In 1964, though, his Philadelphia Phillies team lost a 6.5-game lead in the standings with 12 games left in the season. The Phillies and Mauch missed the World Series in a most improbable way.

Eighteen years later, in 1982, Mauch’s California Angels led the Milwaukee Brewers, two games to none, in the best-of-five-game American League Championship Series. Just one win in three games would have given Mauch his first appearance in the World Series. The Angels lost all three games.

In 1986, the moment had finally arrived… or at least, it was about to.

Mauch’s Angels led the Boston Red Sox, 3 games to 1, in the now best-of-seven American League Championship Series. (Yes, if it had still been best-of-five, the Angels would have won the series.) The Angels led Game 5 and were one out away from winning… but that out never came. Boston’s Dave Henderson hit a two-out, go-ahead home run to keep the Angels outside the winner’s circle. Later, the Angels had the winning run on third with fewer than two outs, but could not score him. Boston won the game the next inning in Anaheim.
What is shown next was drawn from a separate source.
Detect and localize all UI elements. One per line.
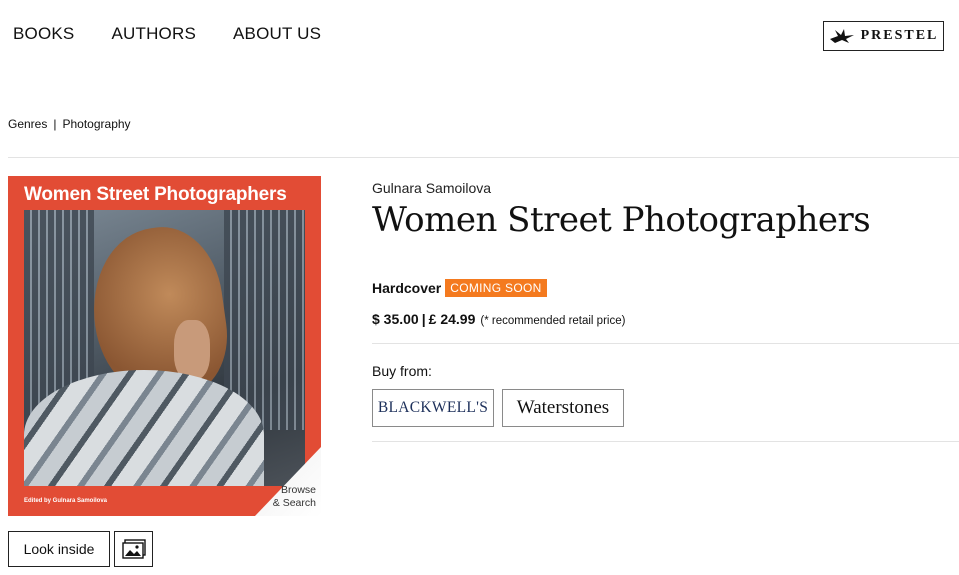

The teams flew to Boston for Games 6 and 7. The Angels were brokenhearted. Boston rolled over the Halos to win the series.

Mauch never made the World Series, for all of his achievements and acumen. Sometimes, truly great sportsmen and sportswomen — though continuously giving themselves chances to accomplish the very thing they’ve spent their whole lives trying to do — just don’t cross that final threshold.

It was true for Mauch as a baseball manager.

It was true for Lendl at Wimbledon.

It was true for David Nalbandian at all the majors, and similarly so for the likes of Elena Dementieva and Dinara Safina.

Will Novak Djokovic go without the French Open in his career? Will a resurgent Nadal be there to deny him next year and the year after that, leaving Djokovic at age 31 (in 2018) without this championship?

We don’t know how the question will be answered, but the fact that the question is still able to be asked after today — and after that first set — is torture enough for Djokovic.

The Serbian sportsman handled his loss with supreme class and graciousness, but will tennis pay him back with a future Roland Garros title?

This sport, which we all love and marvel at — especially after a highly theatrical and compelling final earned by Stan Wawrinka — offers no such guarantees.